В роман, как уже упоминалось, я погрузилась с первого дня, чтобы не болтать без нужды с его дарительницей, чьи рассказы смущали меня бесстыдными подробностями. Автором значилась некая англичанка, но язык итальянского перевода оказался довольно простым, и читала я без особого труда. Сюжет – история любви, несколько напоминавшая мою, – захватывал с первых страниц: богач влюблялся в добродетельную, но бедную девушку, которая тоже его любила, но, памятуя о собственной нищете, боялась признаться в этом даже самой себе. Правда, в отличие от Гвидо, мужчина из книги был много старше героини и воспитывал дочь. Помимо досужих откровений, чтение помогало мне избавиться от тяжких вопросов и тревожных мыслей. Во-первых, куда всё-таки делось кольцо? Я, разумеется, обрадовалась, когда полиции не удалось найти подарок Гвидо, но неужели придётся смириться, что оно потеряно навсегда? С другой стороны, как теперь, после моего предательства, убедить Ассунтину признаться, где она его спрятала? А если кольцо так и не отыщется? Что тогда сказать Гвидо, который надеется вскоре увидеть его у меня на пальце? Кроме того, я очень боялась, что обвинение просочится в прессу, и какой-нибудь злопыхатель сообщит об этом Гвидо. Как быть, если вырезка из газеты в конверте без подписи уже направляется в Турин? А синьорина Эстер – не разочаруется ли она во мне, прочтя такое? В первые три дня заключения посещения запрещены, это я знала точно, потому не слишком удивилась, что маркиза не зашла поговорить. Но что будет потом?
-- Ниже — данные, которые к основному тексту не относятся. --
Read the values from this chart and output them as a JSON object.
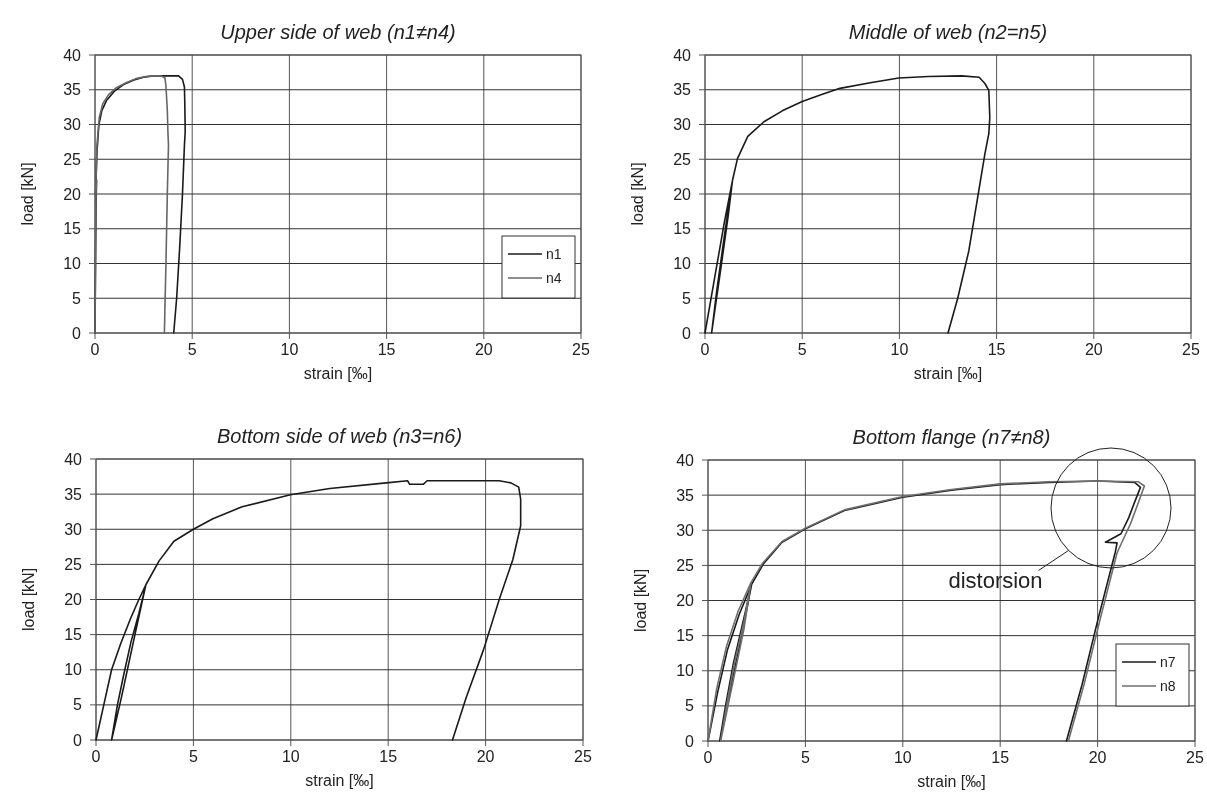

Впрочем, мою репутацию обвинение могло погубить и без всяких газет, просто разлетевшись из уст в уста. Даже если меня в конце концов признают невиновной, останется червячок сомнения. А какая уважаемая семья пустит в дом воровку? И ещё тревожила мысль о хозяйке дома, наверняка прослышавшей о моем аресте. Сможет ли она и впредь считать меня такой же порядочной, какой была бабушка? Закроет ли глаза на обыск, на шастающих туда-сюда полицейских и на беспорядок, вызванный тем фактом, что с момента моего ареста лестницу никто не мыл: ведь Зита, к сожалению, подменить меня уже не могла?
Да, днём чтение успокаивало, но вот ночью, когда свет гасили, справиться с дурными мыслями, усиленными к тому же непроглядной темнотой, оказалось куда труднее. Мучительная бессонница заставляла меня притворяться спящей, лишь бы не вызывать у соседки по камере ненужных вопросов. Я молила о спасительном сне, но когда он всё-таки приходил, то оказывался беспокойным, тревожным, запутанным. Так, прошлой ночью мне приснилось, что к утру я должна сшить себе свадебное платье, но не спешу, поскольку хочу сделать всё по правилам высокого портняжного искусства, которым научилась у синьорины Джеммы в доме Провера. Расстелив на большом рабочем столе отрез чесучи нежного и в то же время строгого белого цвета с рельефным утком, который на свету отливает перламутром, я крою́ платье от руки, безо всяких лекал, по модели, которую придумала сама, вдохновившись свадебным нарядом синьорины Эстер. Присбориваю рукава, стачиваю их с лифом, по косой размечаю юбку, заложив складки, чтобы она круглилась на бёдрах, смётываю на живую нитку, примеряю – сидит идеально. Потом на своей машинке сшиваю детали вместе: рукоятка вращается сама, словно по волшебству, давая мне возможность управляться обеими руками, ткань легко бежит под иглу... И вот платье готово: подкладка подшита, крохотные пуговки выстроились рядком на спине, вытачки забраны, швы подрублены; я поднимаю его, встряхиваю, и рукава с юбкой вздуваются, распускаются в моих руках, словно цветок при первых лучах света. Такой наряд впору не только настоящей синьоре, но и сказочной принцессе. Гвидо может мной гордиться...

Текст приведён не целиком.